TUM-Dev/eat-api

Black recomends replacing lxml with defusedxml

CommanderStorm opened this issue · 4 comments

event though we kind of trust the stuwerk, it is better to be save than sorry

Issue: [B410:blacklist] Using html to parse untrusted XML data is known to be vulnerable to XML attacks. Replace html with the equivalent defusedxml package.
   Severity: Low   Confidence: High
   Location: src/menu_parser.py:19
   More Info: https://bandit.readthedocs.io/en/latest/blacklists/blacklist_imports.html#b410-import-lxml
18      import requests
19      from lxml import html

Is this still relevant?
I looked into it a bit, and noticed, that the lxml package of defusedxml (as recommended in the comment) is deprecated. https://pypi.org/project/defusedxml/#defusedxml-lxml

So as far as I see it, a replacement would require to rewrite the parser?
Or is there another option?

tiran/defusedxml#38 states, that the package is no longer nessesary, but will be availibele until a real fix is found, so probably still worth to keep subscribed on this issue.

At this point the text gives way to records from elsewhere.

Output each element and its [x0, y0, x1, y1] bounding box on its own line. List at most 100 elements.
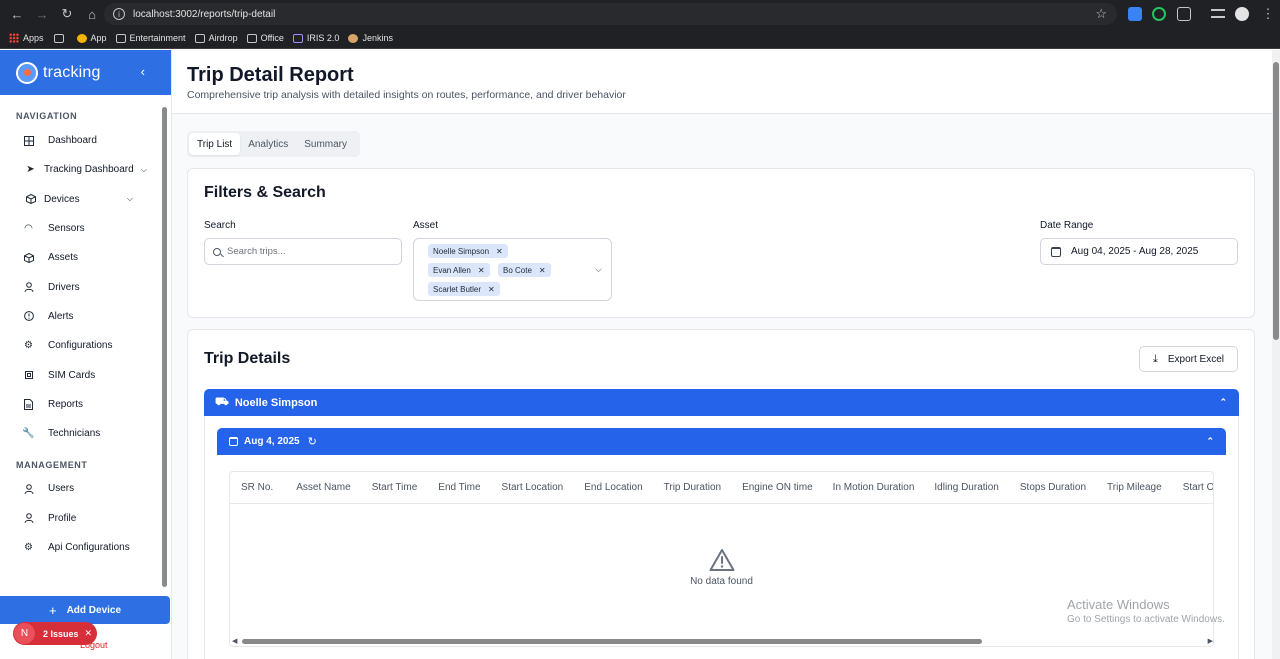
bookmark-iris[interactable]: IRIS 2.0 [292, 33, 339, 43]
download-icon: ⤓ [1152, 352, 1158, 365]
extensions-puzzle-icon[interactable] [1177, 7, 1191, 21]
bookmark-label: Airdrop [208, 33, 238, 43]
sidebar-item-drivers[interactable]: Drivers [0, 272, 171, 301]
search-icon [213, 247, 221, 256]
sidebar-item-label: Technicians [48, 428, 101, 440]
profile-avatar-icon[interactable] [1235, 7, 1249, 21]
column-header[interactable]: SR No. [230, 482, 274, 493]
home-icon[interactable]: ⌂ [81, 3, 103, 25]
bookmarks-bar: Apps App Entertainment Airdrop Office IR… [0, 28, 1280, 49]
sidebar-item-reports[interactable]: Reports [0, 390, 171, 419]
asset-group-name: Noelle Simpson [234, 396, 318, 409]
sidebar-item-configurations[interactable]: ⚙ Configurations [0, 331, 171, 360]
asset-group-header[interactable]: ⛟ Noelle Simpson ⌃ [204, 389, 1239, 416]
warning-triangle-icon [709, 548, 735, 572]
reload-icon[interactable]: ↻ [56, 3, 78, 25]
tab-trip-list[interactable]: Trip List [189, 133, 241, 155]
sidebar-item-alerts[interactable]: Alerts [0, 302, 171, 331]
sidebar-item-tracking-dashboard[interactable]: ➤ Tracking Dashboard ⌵ [0, 155, 171, 184]
bookmark-app[interactable]: App [76, 33, 107, 43]
sidebar-item-devices[interactable]: Devices ⌵ [0, 185, 171, 214]
column-header[interactable]: In Motion Duration [814, 482, 916, 493]
date-range-picker[interactable]: Aug 04, 2025 - Aug 28, 2025 [1040, 238, 1238, 265]
column-header[interactable]: End Time [418, 482, 481, 493]
bookmark-apps[interactable]: Apps [9, 33, 44, 43]
address-bar[interactable]: i localhost:3002/reports/trip-detail ☆ [104, 3, 1117, 25]
file-icon [23, 398, 34, 410]
page-header: Trip Detail Report Comprehensive trip an… [172, 50, 1272, 114]
bookmark-airdrop[interactable]: Airdrop [194, 33, 238, 43]
folder-icon [115, 33, 126, 43]
column-header[interactable]: Asset Name [274, 482, 351, 493]
remove-chip-icon[interactable]: ✕ [478, 266, 485, 275]
refresh-icon[interactable]: ↻ [308, 435, 317, 448]
chevron-up-icon[interactable]: ⌃ [1206, 436, 1214, 447]
column-header[interactable]: Start Location [482, 482, 565, 493]
sidebar-scrollbar[interactable] [161, 102, 167, 594]
extension-icon[interactable] [1128, 7, 1142, 21]
page-scrollbar[interactable] [1272, 50, 1280, 659]
bookmark-tabs[interactable] [53, 33, 68, 43]
remove-chip-icon[interactable]: ✕ [488, 285, 495, 294]
sidebar-item-assets[interactable]: Assets [0, 243, 171, 272]
add-device-button[interactable]: + Add Device [0, 596, 170, 624]
chevron-up-icon[interactable]: ⌃ [1219, 397, 1227, 408]
reading-list-icon[interactable] [1211, 9, 1225, 18]
sidebar: tracking ‹ NAVIGATION Dashboard ➤ Tracki… [0, 50, 172, 659]
column-header[interactable]: Stops Duration [1000, 482, 1087, 493]
asset-multiselect[interactable]: Noelle Simpson ✕ Evan Allen ✕ Bo Cote ✕ Sca… [413, 238, 612, 301]
sidebar-item-profile[interactable]: Profile [0, 504, 171, 533]
tab-summary[interactable]: Summary [296, 133, 355, 155]
date-group-header[interactable]: Aug 4, 2025 ↻ ⌃ [217, 428, 1226, 455]
column-header[interactable]: Trip Mileage [1087, 482, 1163, 493]
forward-icon[interactable]: → [31, 3, 53, 25]
sidebar-item-users[interactable]: Users [0, 474, 171, 503]
sidebar-item-sim-cards[interactable]: SIM Cards [0, 360, 171, 389]
scrollbar-thumb[interactable] [1273, 62, 1279, 340]
nav-section-title: NAVIGATION [16, 111, 78, 121]
sidebar-item-label: Alerts [48, 310, 74, 322]
column-header[interactable]: Trip Duration [644, 482, 722, 493]
scroll-right-arrow-icon[interactable]: ▶ [1208, 637, 1213, 645]
table-header-row: SR No. Asset Name Start Time End Time St… [230, 472, 1213, 504]
back-icon[interactable]: ← [6, 3, 28, 25]
bookmark-label: Office [260, 33, 284, 43]
bookmark-entertainment[interactable]: Entertainment [115, 33, 186, 43]
close-icon[interactable]: ✕ [85, 628, 93, 639]
sidebar-item-dashboard[interactable]: Dashboard [0, 126, 171, 155]
sidebar-item-api-configurations[interactable]: ⚙ Api Configurations [0, 533, 171, 562]
collapse-sidebar-chevron-icon[interactable]: ‹ [141, 64, 145, 79]
remove-chip-icon[interactable]: ✕ [496, 247, 503, 256]
site-info-icon[interactable]: i [113, 8, 125, 20]
sidebar-item-label: Tracking Dashboard [44, 164, 134, 176]
sidebar-item-sensors[interactable]: ◠ Sensors [0, 214, 171, 243]
column-header[interactable]: Idling Duration [915, 482, 999, 493]
page-title: Trip Detail Report [187, 64, 354, 86]
tab-analytics[interactable]: Analytics [240, 133, 296, 155]
bookmark-jenkins[interactable]: Jenkins [348, 33, 393, 43]
sidebar-item-technicians[interactable]: 🔧 Technicians [0, 419, 171, 448]
grid-icon [23, 135, 34, 146]
bookmark-star-icon[interactable]: ☆ [1095, 6, 1107, 22]
issues-badge[interactable]: N 2 Issues ✕ [13, 622, 97, 645]
browser-toolbar: ← → ↻ ⌂ i localhost:3002/reports/trip-de… [0, 0, 1280, 28]
column-header[interactable]: Engine ON time [722, 482, 814, 493]
scrollbar-thumb[interactable] [242, 639, 982, 644]
export-excel-button[interactable]: ⤓ Export Excel [1139, 346, 1238, 372]
column-header[interactable]: Start Time [352, 482, 419, 493]
folder-icon [246, 33, 257, 43]
column-header[interactable]: End Location [564, 482, 643, 493]
menu-kebab-icon[interactable]: ⋮ [1257, 3, 1279, 25]
search-input[interactable]: Search trips... [204, 238, 402, 265]
extension-icon[interactable] [1152, 7, 1166, 21]
wrench-icon: 🔧 [22, 428, 35, 440]
chevron-down-icon[interactable]: ⌵ [141, 165, 147, 175]
bookmark-office[interactable]: Office [246, 33, 284, 43]
column-header[interactable]: Start O [1163, 482, 1213, 493]
scrollbar-thumb[interactable] [162, 107, 167, 587]
chevron-down-icon[interactable]: ⌵ [595, 264, 602, 275]
chevron-down-icon[interactable]: ⌵ [127, 194, 133, 204]
scroll-left-arrow-icon[interactable]: ◀ [232, 637, 237, 645]
remove-chip-icon[interactable]: ✕ [539, 266, 546, 275]
table-horizontal-scrollbar[interactable]: ◀ ▶ [230, 636, 1213, 646]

the lxml-FAQ has some recomendations, on how to avert the size/compute-blowup vulnerabilities, but does not seem to specific on how to secure the html parsing ability we use from this library.
https://lxml.de/FAQ.html#how-do-i-use-lxml-safely-as-a-web-service-endpoint

I have not researched, if the html parsing of lxml is also vulnerable to these kinds of attacks.